Par Pierre-Yves Corbel
Louis-Joseph-César Ducornet, Vision de sainte Philomène, 1846

Louis-Joseph-César Ducornet, Vision de sainte Philomène, Salon de 1846 (FNAC PFH-9205). 

Vision de sainte Philomène, par Louis-Joseph-César Ducornet

Louis-Joseph-César Ducornet, Vision de sainte Philomène, Salon de 1846 (FNAC PFH-9205). Détail.

Vision de sainte Philomène, par Louis-Joseph-César Ducornet

Détail : signature en bas du tableau.

Repos de la Sainte Famille en Egypte, par Louis-Joseph-César Ducornet

Louis-Joseph-César Ducornet, Repos de la Sainte Famille en Egypte, s.d. (Achat en Salon en 1841, Inv. : FNAC PFH-1612)
Ce tableau a valu à l’artiste une médaille d’or de 2ème classe lors du Salon de 1841.

Louis-Joseph-César Ducornet, Gloria in excelsis

Louis-Joseph-César Ducornet, Gloria in excelsis (Salon de 1850, FNAC PFH-8234). En dépôt à l’église d’Auxi-le-Château, Pas-de-Calais.
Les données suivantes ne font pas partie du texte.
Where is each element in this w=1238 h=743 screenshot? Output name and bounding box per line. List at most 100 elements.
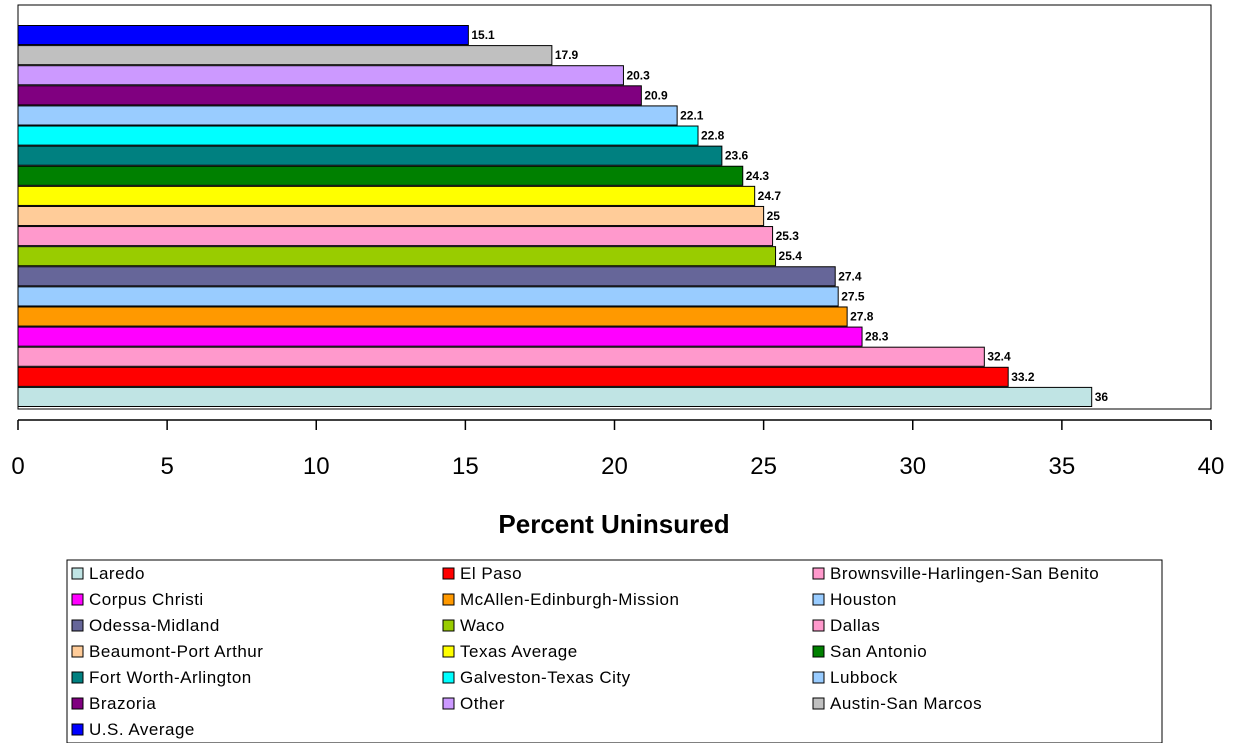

Le récolement des dépôts du Cnap en cours dans la région des Hauts-de-France a permis de redécouvrir dans le Pas-de-Calais et la Somme trois tableaux du peintre Louis-César-Joseph Ducornet (1806-1856), qui malgré un handicap physique lourd (il était né sans bras) a laissé une œuvre de qualité. Revendiquant son handicap surmonté, Ducornet faisait toujours suivre sa signature de la précision « Né sans bras » qui acquit bientôt valeur de surnom.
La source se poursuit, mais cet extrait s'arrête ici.